South Korea’s Foreign Ministry said Thursday there was no secret agreement with Beijing over a US missile shield deployment, denying claims Seoul made security concessions to restore economic ties with China.
The ministry’s spokesperson Noh Kyu-duk said Seoul did not make any backroom deals with Beijing ahead of Tuesday’s South Korea-China joint statement. In the statement, the two sides vowed to repair their knotty relationship following Seoul’s decision to deploy the US’ Terminal High Altitude Area Defense battery.
Although the agreement did not include explicit language about whether Korea would install more THAAD batteries or join the US-led missile defense system, speculation has emerged that Seoul might have told China that it would not pursue such options in the future.
“I’m sincerely hoping that you should understand the agreement as it is,” said Noh during a regular press briefing. “Seoul has consistently made clear (to China that) any issues that can restrict our security sovereignty would never be subject to the negotiation.”
When asked about whether the government could change its stance over additional deployment of THAAD batteries and participation in the US missile shield network, the spokesman declined to comment “on the issues that involve possibilities in the future.”
South Korea`s Foreign Minister Kang Kyung-hwa.

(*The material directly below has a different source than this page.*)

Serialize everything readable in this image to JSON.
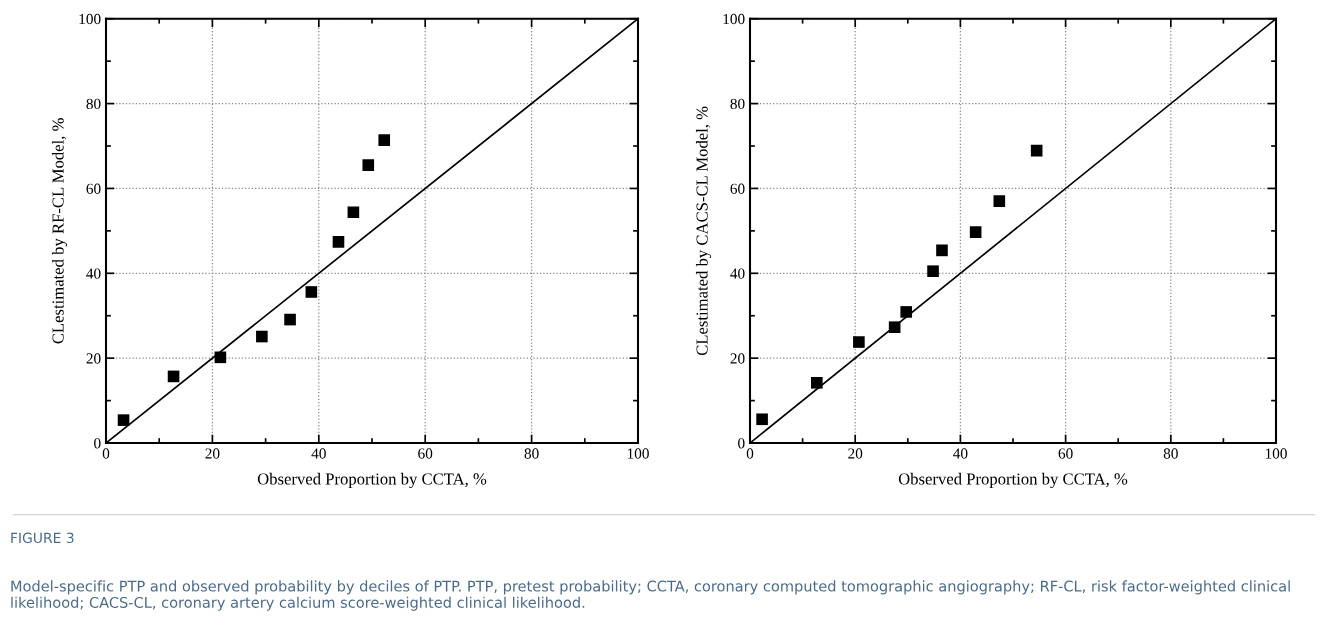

Yonhap
According to the agreement, South Korea “reiterated” their official positions to China over those issues. On Monday, Foreign Minister Kang Kyung-hwa told lawmakers that the government is not considering additional deployment of THAAD batteries and participation in the US missile defense network.
South Korean Ambassador to China Noh Young-min acknowledged that China had requested Seoul’s explicit reassurance over the issues, but the government refused to do so. Instead, it gave guarantee that THAAD is not aiming at the Chinese territory, Noh added.
“There was no separate agreement other than the official announcement,” Noh sad in an interview with local broadcaster CBS. “My view is that China accepted our explanation about THAAD’s geographical limitation and technological guarantee that it does not target third countries like China and Russia.”
Beijing has accused the THAAD deployment of being a prelude to Seoul’s participation in a US missile defense initiative. They suspect THAAD’s AN/TPY-2 X-band radar can spy into their territory, improve the US’ ability to discriminate warheads from decoys and degrade their nuclear second-strike capability.
When asked about whether the deal had been supported by the US -- which struggled to keep South Korea and China unified in dealing with North Korea -- the ambassador said Washington delivered assistance during the negotiation and expressed welcoming the deal.
“Through close coordination with the US, we consulted with them (on the agreement) and the US welcomed the deal,” Noh said. “The US is well aware of the fact that China’s role is important in Northeast Asia to resolve North Korea’s nuclear and missile threat.”
Regarding a possible visit by President Moon Jae-in to China, the ambassador said he was seeking to make it happen as early as next month. Moon and his Chinese counterpart Xi Jinping are scheduled to meet on the sidelines of the Asia-Pacific Economic Cooperation forum to be held in Vietnam on Nov 10-11.
In order to amend the fraught relations following the THAAD controversy, Foreign Minister Kang is also seeking to visit China within this month after accompanying President Moon to Indonesia, Vietnam and the Philippines from Wednesday to Nov. 15, diplomatic sources said Thursday.
The sources said Seoul’s Foreign Ministry is seeking to hold a bilateral meeting with Chinese Foreign Minister Wang Yi to discuss ways to enhance bilateral ties and rein in North Korea’s military threats. Since taking office in June, Kang has not visited China.